5月1日は、4つの分野の24分科会が開催されました。核廃絶分科会として、「核兵器禁止条約」「アジア・太平洋の軍事優先主義と軍拡競争への対抗」「ミサイル防衛配備が核廃絶の希望に与える影響」「青年からの発言とロビー活動」「中東非核兵器地帯」「核抑止を暴く:核による皆殺しと核抑止への挑戦」「ヨーロッパの核兵器とアメリカ&非暴力抵抗」「グローバル・ヒバクシャ」「NPTを超えて:核廃絶運動構築の戦略」「核兵器複合体の近代化」「核エネルギーは核兵器への道:平和への2重の脅威に面して」が開かれ、日本の反核法律家協会や中国人民平和軍縮協会、アメリカ各地のNPOの代表、広島や長崎、ビキニの被爆者などが報告を行い、熱心な討議が行われました。

また、平和分科会として「人権としての平和」「イラク戦争と占領:結果と現状、完全撤退の実現」「NATOノー」「原爆と民間人への無差別攻撃」「外国基地を撤去させよう」「平和文化のための政府インフラを通して軍縮を」「アフガニスタン&中央アジア戦争」「グローバル帝国主義の暴力に対抗する国内での苦悩」「劣化ウラン兵器の禁止に向けて」が、環境分科会として「核サイクル:軍事優先主義が及ぼす悪影響」「なぜ、そしていかに核のない世界/CO2のない世界を構築するか」、経済正義分科会として「市町村の役割」「ヨハネ黙示録をみつめて:軍縮、気候変動、そして正義」が開催されました。

 

閉会総会は、19時から開催され、潘基文国連事務総長が基調演説を行いました。
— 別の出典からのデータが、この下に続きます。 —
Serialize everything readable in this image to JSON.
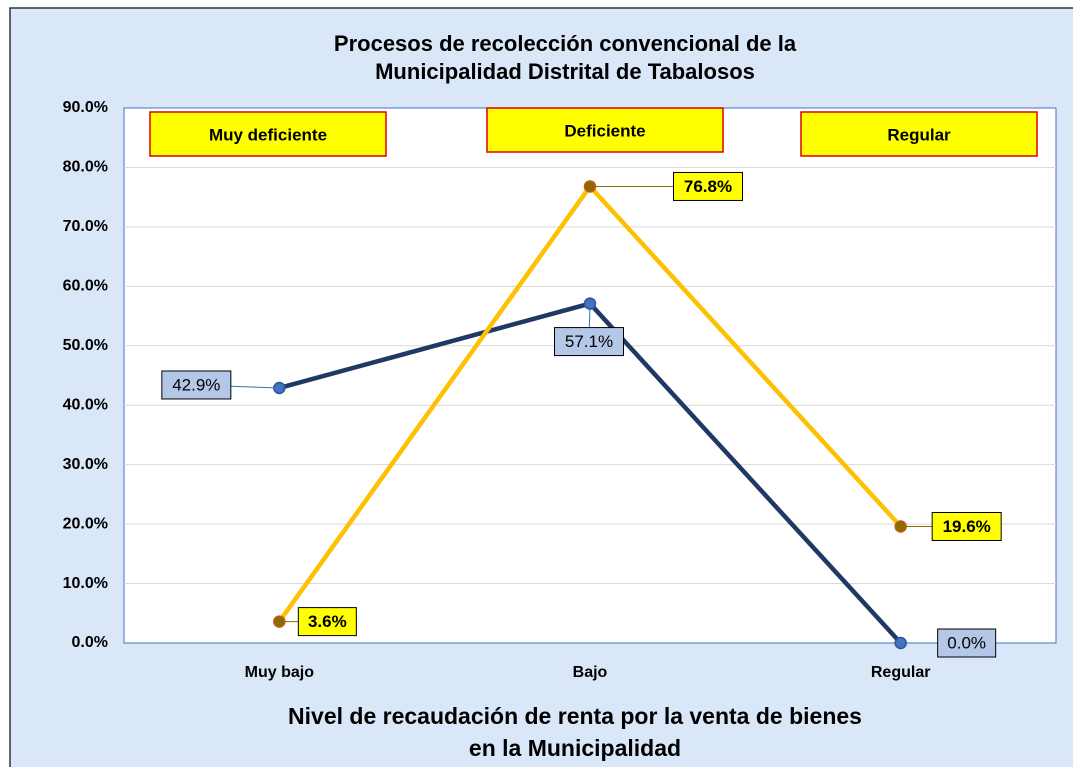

潘事務総長は、各国の政府とともに広範な世界人民が核廃絶に向けたとりくみを行うことの重要性を強調し、市民運動への期待を表明しました。そして「核廃絶は達成できるゴールだ。私は核保有国に核廃絶を迫る」と発言。会場では涙を流して聞き入る被爆者もあり、全員総立ちで拍手を送りました。

また、秋葉忠利広島市長が、「核兵器を超えて:良心への呼びかけ」と題して講演し、フィナーレは、きたがわてつさんの「原爆許すまじ」「We shall over com」を全員が手をつなぎ合唱。歴史的な平和会議になりました。